For years, I’ve often heard someone tell me that they negotiated a best in class software deal because they are “special”. The assumption is that they are a unique and “special” company therefore need to negotiate a software contract with their “special” considerations.
While I believe that every person is indeed “special”, we all work for companies that have two basic needs. Build a product and sell the product. While manufacturers of a product customize their products to a specific demographic group, pricing is rarely customized to specific demographic groups as much as it is to other considerations.
An automobile manufacturer would not design a minivan to the university student, but when the minivan is in the dealer store, the dealer doesn’t care if the buyer is a student or a mother of five children. All buyers are shown the same price for the same product.
Does a software product (e.g. MQSeries, Oracle Database, Windows Server) matter who the buyer is? Does the product’s functional capabilities vary dependent on the negotiator? Although a negotiator may be correct in asserting that they are “special”, the vendor is the same. The product is the same. The technology is the same.

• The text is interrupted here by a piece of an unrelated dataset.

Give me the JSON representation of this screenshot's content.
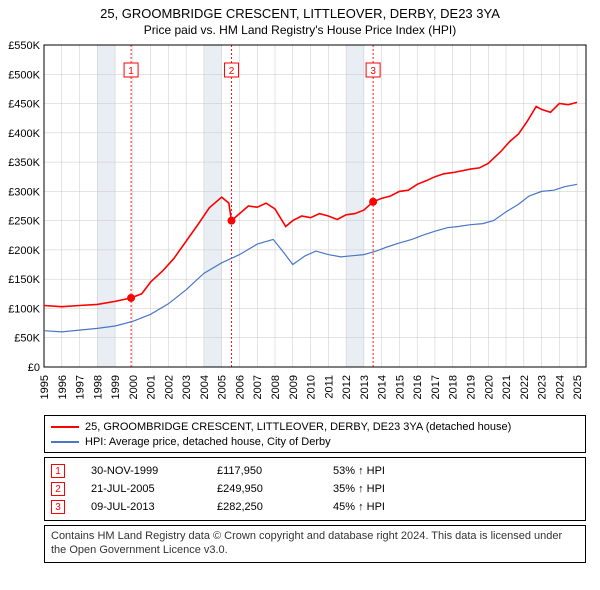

With over 20 years of analyzing tens of millions of software pricing from over 64,000 software products, software pricing has very little to do with industry or the “special” negotiator. Software pricing is very regional and seasonal.
From a software vendor’s perspective, any customer who pays them is “special”. The customers that pay them the most are the most “special”. Don’t compare your pricing with others in your industry or business demographics. If you want the best possible price from the software vendor, focus on getting the best price across their entire customer base.